Tamara Shantz from PiE said “Beyond binaries” involved morning worship featuring LGBTQ+-friendly hymns, a panel discussion with LGBTQ+ speakers who spoke about what an affirming church looks like to them, and afternoon workshops.
She said the event was right up PiE’s alley.
“In the community of young adults that connect with PiE, there is an immense longing for the church to be a place that celebrates and fully welcomes the LGBTQ+ community,” she said. “Many of the young adults who find themselves on the outside of the church are there, in part, because of traditional theology and policies that exclude and discriminate against those who identify as queer.”
For Andres, this event came from a personal place.
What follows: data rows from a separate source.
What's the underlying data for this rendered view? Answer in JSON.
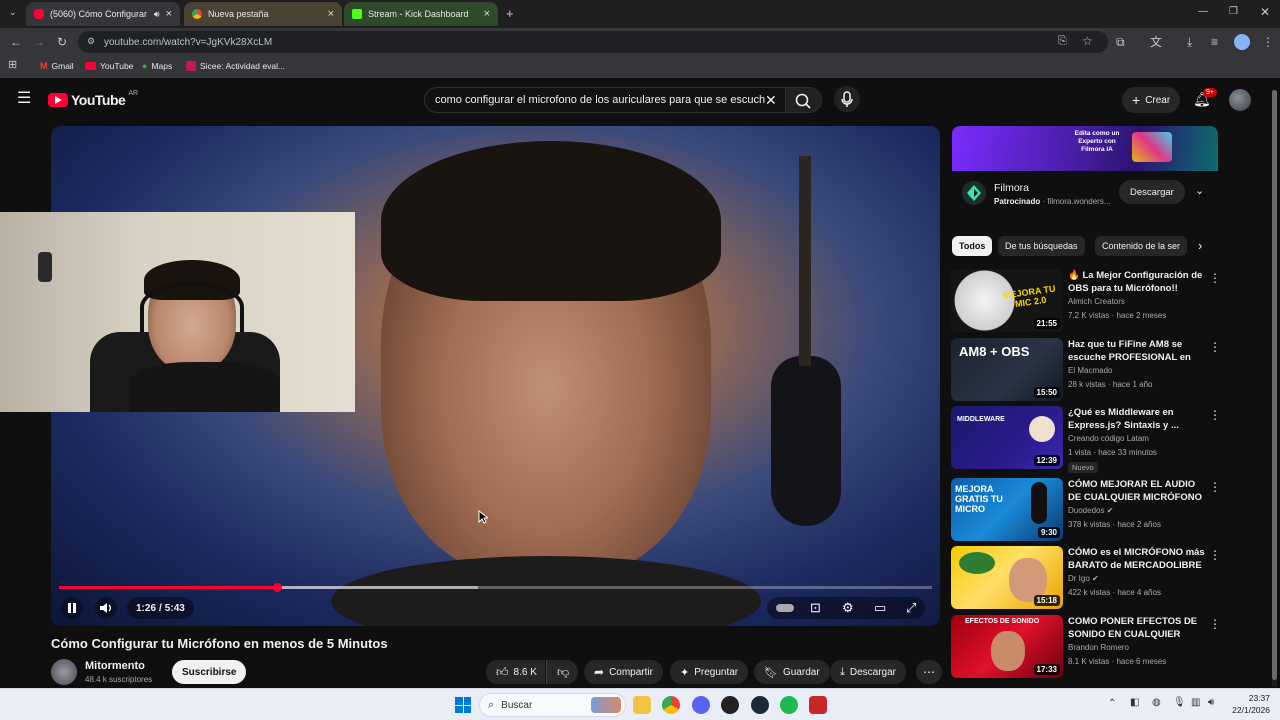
{
  "browser": {
    "tabs": [
      {
        "title": "(5060) Cómo Configurar tu",
        "active": true,
        "favicon": "youtube-icon"
      },
      {
        "title": "Nueva pestaña",
        "active": false,
        "favicon": "chrome-icon"
      },
      {
        "title": "Stream - Kick Dashboard",
        "active": false,
        "favicon": "kick-icon"
      }
    ],
    "url": "youtube.com/watch?v=JgKVk28XcLM",
    "bookmarks": [
      {
        "label": "Gmail"
      },
      {
        "label": "YouTube"
      },
      {
        "label": "Maps"
      },
      {
        "label": "Sicee: Actividad eval..."
      }
    ]
  },
  "youtube": {
    "logo_text": "YouTube",
    "region": "AR",
    "search_query": "como configurar el microfono de los auriculares para que se escuche",
    "create_label": "Crear",
    "notifications_badge": "9+"
  },
  "player": {
    "current_time": "1:26",
    "separator": "/",
    "duration": "5:43",
    "progress_fraction": 0.25,
    "buffered_fraction": 0.48
  },
  "video": {
    "title": "Cómo Configurar tu Micrófono en menos de 5 Minutos",
    "channel": "Mitormento",
    "subscribers": "48.4 k suscriptores",
    "subscribe_label": "Suscribirse",
    "likes": "8.6 K",
    "share_label": "Compartir",
    "ask_label": "Preguntar",
    "save_label": "Guardar",
    "download_label": "Descargar"
  },
  "ad": {
    "banner_line1": "Edita como un",
    "banner_line2": "Experto con",
    "banner_line3": "Filmora IA",
    "name": "Filmora",
    "sponsored": "Patrocinado",
    "domain": "· filmora.wonders...",
    "cta": "Descargar"
  },
  "filters": [
    "Todos",
    "De tus búsquedas",
    "Contenido de la ser"
  ],
  "recommendations": [
    {
      "title": "🔥 La Mejor Configuración de OBS para tu Micrófono!!",
      "channel": "Almich Creators",
      "verified": false,
      "meta": "7.2 K vistas · hace 2 meses",
      "duration": "21:55",
      "badge": "",
      "thumb_text": "MEJORA TU MIC 2.0"
    },
    {
      "title": "Haz que tu FiFine AM8 se escuche PROFESIONAL en OB...",
      "channel": "El Macmado",
      "verified": false,
      "meta": "28 k vistas · hace 1 año",
      "duration": "15:50",
      "badge": "",
      "thumb_text": "AM8 + OBS"
    },
    {
      "title": "¿Qué es Middleware en Express.js? Sintaxis y ...",
      "channel": "Creando código Latam",
      "verified": false,
      "meta": "1 vista · hace 33 minutos",
      "duration": "12:39",
      "badge": "Nuevo",
      "thumb_text": "MIDDLEWARE"
    },
    {
      "title": "CÓMO MEJORAR EL AUDIO DE CUALQUIER MICRÓFONO EN ...",
      "channel": "Duodedos",
      "verified": true,
      "meta": "378 k vistas · hace 2 años",
      "duration": "9:30",
      "badge": "",
      "thumb_text": "MEJORA GRATIS TU MICRO"
    },
    {
      "title": "CÓMO es el MICRÓFONO más BARATO de MERCADOLIBRE ...",
      "channel": "Dr Igo",
      "verified": true,
      "meta": "422 k vistas · hace 4 años",
      "duration": "15:18",
      "badge": "",
      "thumb_text": ""
    },
    {
      "title": "COMO PONER EFECTOS DE SONIDO EN CUALQUIER CHAT...",
      "channel": "Brandon Romero",
      "verified": false,
      "meta": "8.1 K vistas · hace 6 meses",
      "duration": "17:33",
      "badge": "",
      "thumb_text": "EFECTOS DE SONIDO"
    }
  ],
  "taskbar": {
    "search_placeholder": "Buscar",
    "time": "23:37",
    "date": "22/1/2026"
  }
}
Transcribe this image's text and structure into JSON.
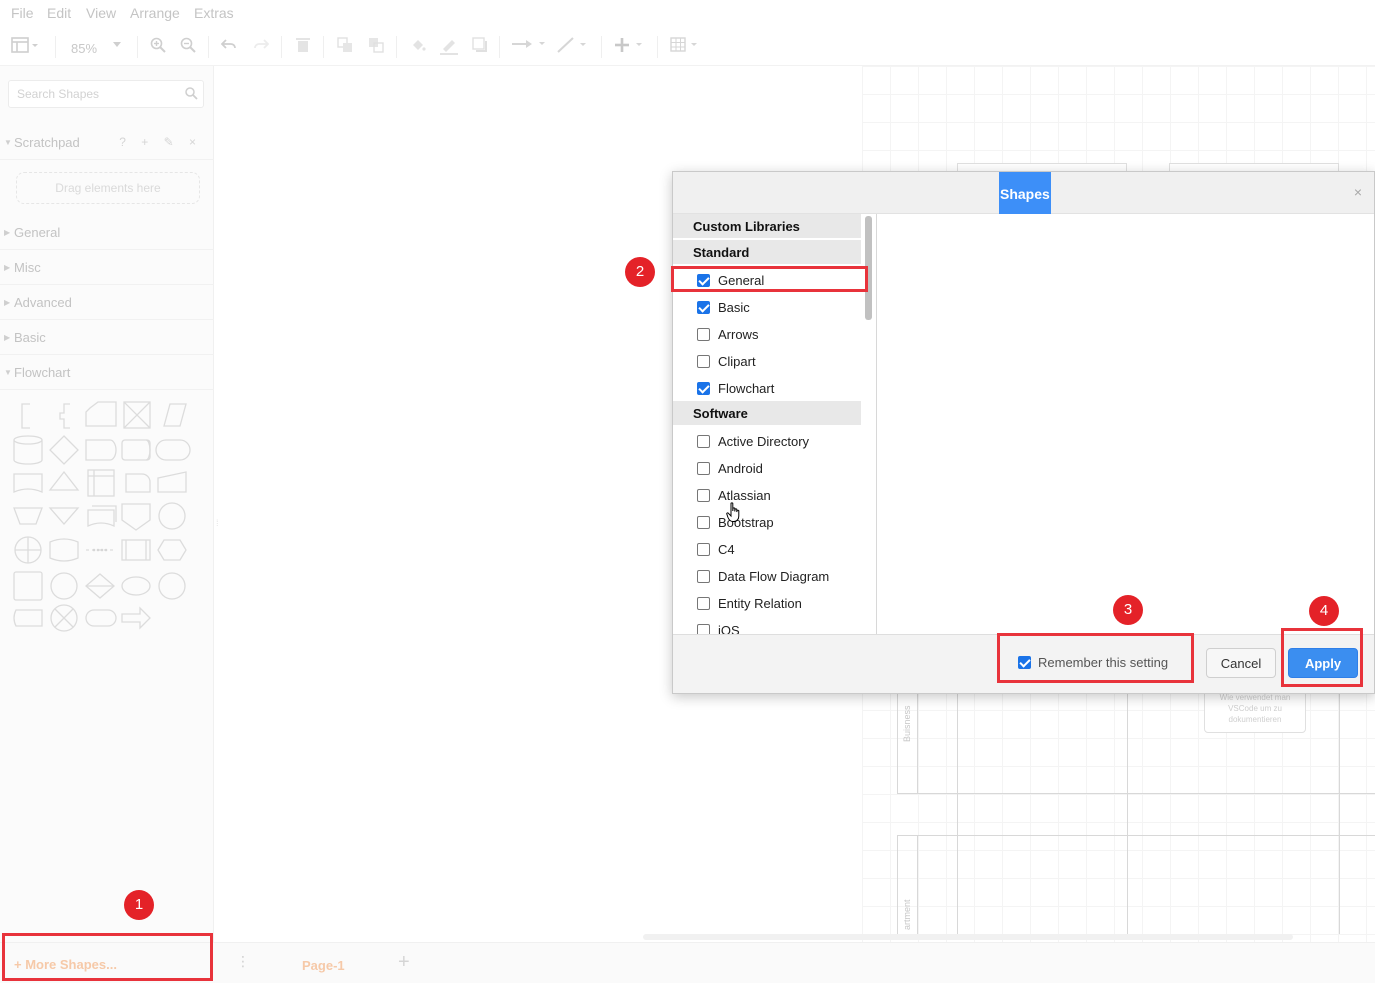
{
  "menu": [
    "File",
    "Edit",
    "View",
    "Arrange",
    "Extras"
  ],
  "toolbar": {
    "zoom": "85%"
  },
  "sidebar": {
    "search_placeholder": "Search Shapes",
    "scratchpad": {
      "title": "Scratchpad",
      "tools": "? + ✎ ×",
      "drop_hint": "Drag elements here"
    },
    "sections": [
      "General",
      "Misc",
      "Advanced",
      "Basic",
      "Flowchart"
    ],
    "more_shapes": "+ More Shapes..."
  },
  "pages": {
    "current": "Page-1",
    "add": "+",
    "menu": "⋮"
  },
  "canvas": {
    "lane_label_1": "Buisness",
    "lane_label_2": "artment",
    "note_text": "Wie verwendet man VSCode um zu dokumentieren"
  },
  "dialog": {
    "title": "Shapes",
    "close": "×",
    "categories": {
      "custom": "Custom Libraries",
      "standard": "Standard",
      "software": "Software"
    },
    "standard_items": [
      {
        "label": "General",
        "checked": true
      },
      {
        "label": "Basic",
        "checked": true
      },
      {
        "label": "Arrows",
        "checked": false
      },
      {
        "label": "Clipart",
        "checked": false
      },
      {
        "label": "Flowchart",
        "checked": true
      }
    ],
    "software_items": [
      {
        "label": "Active Directory",
        "checked": false
      },
      {
        "label": "Android",
        "checked": false
      },
      {
        "label": "Atlassian",
        "checked": false
      },
      {
        "label": "Bootstrap",
        "checked": false
      },
      {
        "label": "C4",
        "checked": false
      },
      {
        "label": "Data Flow Diagram",
        "checked": false
      },
      {
        "label": "Entity Relation",
        "checked": false
      },
      {
        "label": "iOS",
        "checked": false
      }
    ],
    "remember_label": "Remember this setting",
    "remember_checked": true,
    "cancel": "Cancel",
    "apply": "Apply"
  },
  "annotations": [
    "1",
    "2",
    "3",
    "4"
  ],
  "colors": {
    "accent": "#3b8ef0",
    "highlight": "#e8333b",
    "badge": "#e42228"
  }
}
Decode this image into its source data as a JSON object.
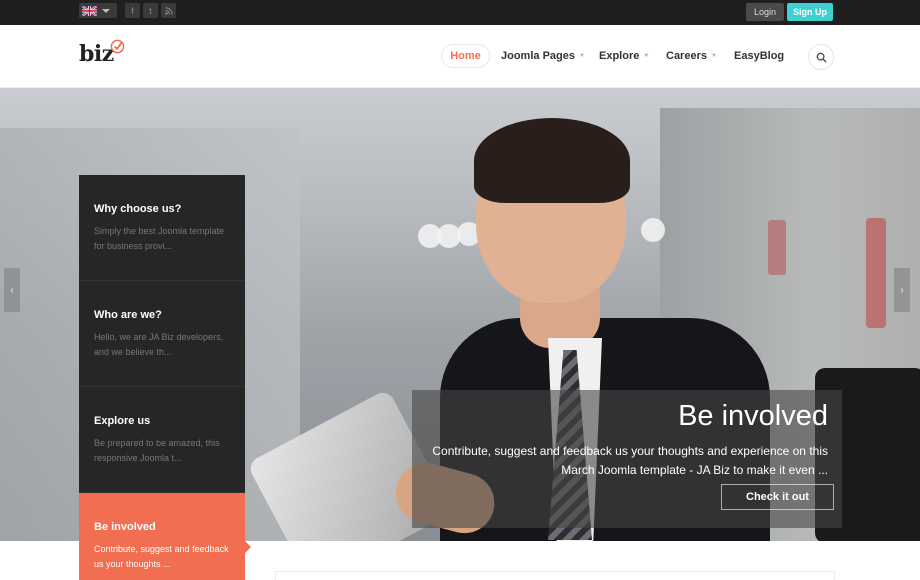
{
  "topbar": {
    "language_flag": "uk-flag-icon",
    "social_icons": [
      "facebook-icon",
      "twitter-icon",
      "rss-icon"
    ],
    "login_label": "Login",
    "signup_label": "Sign Up",
    "signup_color": "#3fd1d1"
  },
  "header": {
    "logo_text": "biz",
    "nav": [
      {
        "label": "Home",
        "active": true
      },
      {
        "label": "Joomla Pages",
        "dropdown": true
      },
      {
        "label": "Explore",
        "dropdown": true
      },
      {
        "label": "Careers",
        "dropdown": true
      },
      {
        "label": "EasyBlog"
      }
    ],
    "accent_color": "#f36f4f"
  },
  "hero": {
    "caption": {
      "title": "Be involved",
      "text": "Contribute, suggest and feedback us your thoughts and experience on this March Joomla template - JA Biz to make it even ...",
      "button_label": "Check it out"
    },
    "tabs": [
      {
        "title": "Why choose us?",
        "desc": "Simply the best Joomla template for business provi..."
      },
      {
        "title": "Who are we?",
        "desc": "Hello, we are JA Biz developers, and we believe th..."
      },
      {
        "title": "Explore us",
        "desc": "Be prepared to be amazed, this responsive Joomla t..."
      },
      {
        "title": "Be involved",
        "desc": "Contribute, suggest and feedback us your thoughts ...",
        "active": true
      }
    ],
    "prev_icon": "‹",
    "next_icon": "›"
  }
}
“I have gone through the feeling that faith and identity can’t coexist in the same way [as other queer people], and since the Mennonite community has been such a big part of my life for my whole life, I feel like that’s where I want to bring understanding to,” Andres said, adding that the most touching part of the event was when 100 people sang an LGBTQ+-friendly song to the tune of “All Things Bright and Beautiful.”
“It was amazing to hear 100 voices singing ‘Quirky, Queer and Wonderful.’ It was really amazing and touching and meaningful for a lot of people,” said Andres, who hopes to address some of the feedback gathered from “Beyond binaries” and tailor future events to the specific needs of people in the community. “I think working towards queer justice has been really life-giving. It’d be great to do something like this again.”